Robert Mort Ranta, whose surname is two words, filed a chapter 13 case in Virginia in December 2011.  He proposed a plan to pay over $500 a month to creditors, but because of other debts to be paid through the plan, his individual credit card issuers would receive less than 1% of their balances. His bankruptcy trustee objected on behalf of the creditors, arguing that Mort Ranta could pay his credit cards in full if he devoted his social security income to the plan. The bankruptcy court agreed that because of his social security income, Mort Ranta could afford to pay more, and it therefore refused to approve the plan.

On an intermediate appeal, the district court affirmed. Mort Ranta then appealed to the Fourth Circuit, located in Richmond and covering states from South Carolina through Maryland. Along with 11 other regional courts of appeal, the Fourth Circuit represents the second-highest level of federal courts, below only the U.S. Supreme Court.

Dan Press, a highly regarded bankruptcy lawyer from McLean, Virginia, represented Mort Ranta at all stages. He pointed out to the appellate court that the Bankruptcy Code defines disposable income as the debtor’s current monthly income minus the amount of his reasonably necessary living expenses.  In turn, as a result of substantial changes to the Code in 2005, “current monthly income” is defined as the debtor’s average income for the last 6 months, but excluding any social security benefits.  The conclusion, said Press, is simple: social security is not included in disposable income, and debtors therefore can’t be required to contribute such benefits to their repayment plans.

After discussing at length whether a debtor could appeal an order denying confirmation of a chapter 13 plan (and deciding the debtor could appeal), the appeals court readily agreed with Press. This result was not surprising, as the language of the Code seems quite clear, and four other circuit courts had already reached that conclusion.

How can doing what’s legal be bad faith?

Probably more important, the court shut down a commonly attempted end-run. In addition to meeting the disposable income requirement, a plan must be proposed in good faith in order to be confirmed. Trustees and creditors around the country have tried to use this additional requirement as another way to force debtors to pay in social security. They argue that, even if these benefits don’t technically count as disposable income, it’s unfair for debtors to pay a tiny percentage of their unsecured debts while keeping social security income to themselves.

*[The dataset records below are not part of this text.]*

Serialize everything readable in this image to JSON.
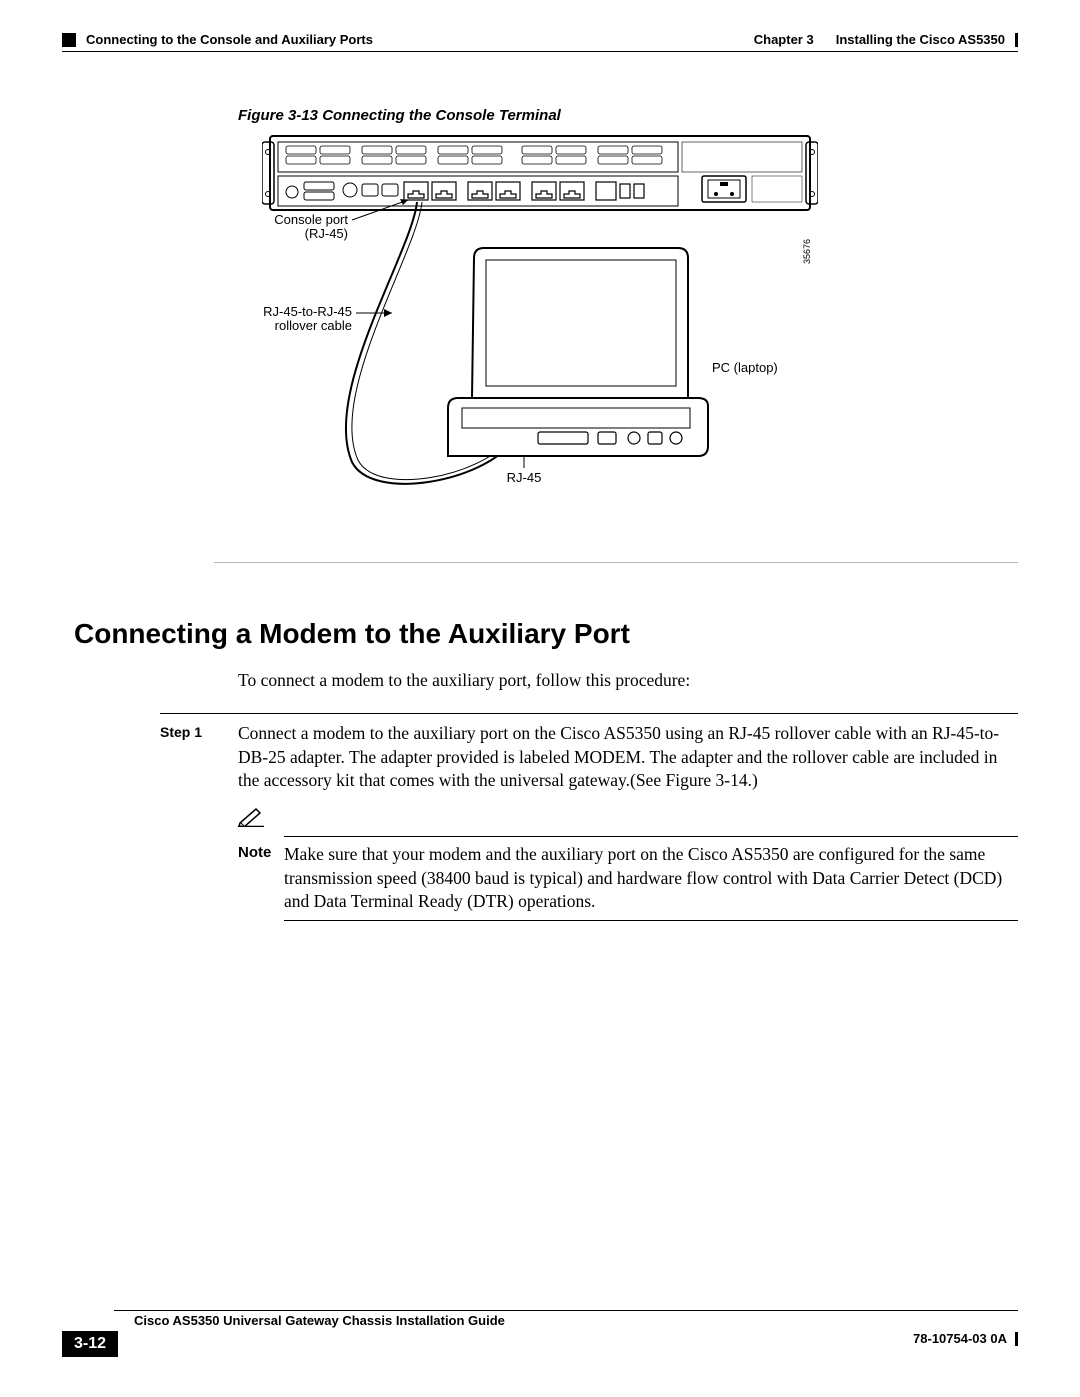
{
  "header": {
    "section_title": "Connecting to the Console and Auxiliary Ports",
    "chapter_label": "Chapter 3",
    "chapter_title": "Installing the Cisco AS5350"
  },
  "figure": {
    "caption": "Figure 3-13   Connecting the Console Terminal",
    "labels": {
      "console_port_line1": "Console port",
      "console_port_line2": "(RJ-45)",
      "rollover_line1": "RJ-45-to-RJ-45",
      "rollover_line2": "rollover cable",
      "pc_laptop": "PC (laptop)",
      "rj45": "RJ-45",
      "image_id": "35676"
    }
  },
  "section_heading": "Connecting a Modem to the Auxiliary Port",
  "intro": "To connect a modem to the auxiliary port, follow this procedure:",
  "step1": {
    "label": "Step 1",
    "text": "Connect a modem to the auxiliary port on the Cisco AS5350 using an RJ-45 rollover cable with an RJ-45-to-DB-25 adapter. The adapter provided is labeled MODEM. The adapter and the rollover cable are included in the accessory kit that comes with the universal gateway.(See Figure 3-14.)"
  },
  "note": {
    "label": "Note",
    "text": "Make sure that your modem and the auxiliary port on the Cisco AS5350 are configured for the same transmission speed (38400 baud is typical) and hardware flow control with Data Carrier Detect (DCD) and Data Terminal Ready (DTR) operations."
  },
  "footer": {
    "guide_title": "Cisco AS5350 Universal Gateway Chassis Installation Guide",
    "page_number": "3-12",
    "pub_number": "78-10754-03 0A"
  }
}
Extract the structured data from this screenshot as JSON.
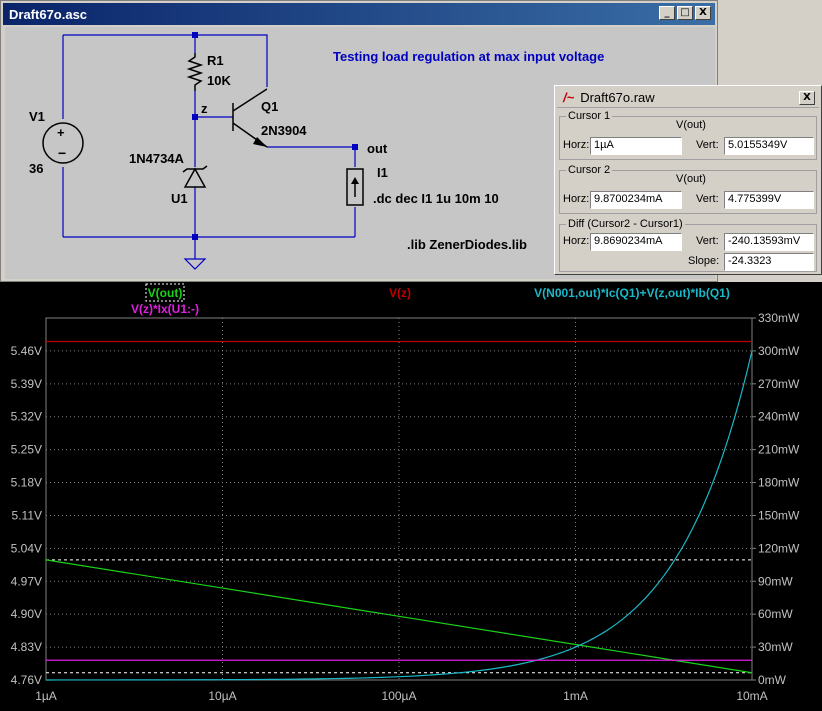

Following the lead of other appeals courts, the Fourth Circuit put that argument to rest. In a footnote, it stated that keeping social security benefits out of a plan, by itself, is not bad faith. Quoting a Tenth Circuit opinion, it reasoned that a debtor can’t be in bad faith simply because he calculates disposable income as the Code permits.

The larger view

The 2005 Bankruptcy Code amendments, known as BAPCPA, did much to benefit banks and other creditors, to the detriment of consumers. The exclusion of social security from disposable income may be the most important of the few pro-debtor provisions. The courts are still sorting out many issues raised by the 2005 amendments. This latest opinion strengthens the argument that these law changes mean exactly what they say — even when, contrary to the general thrust of that legislation, they help consumers and not creditors.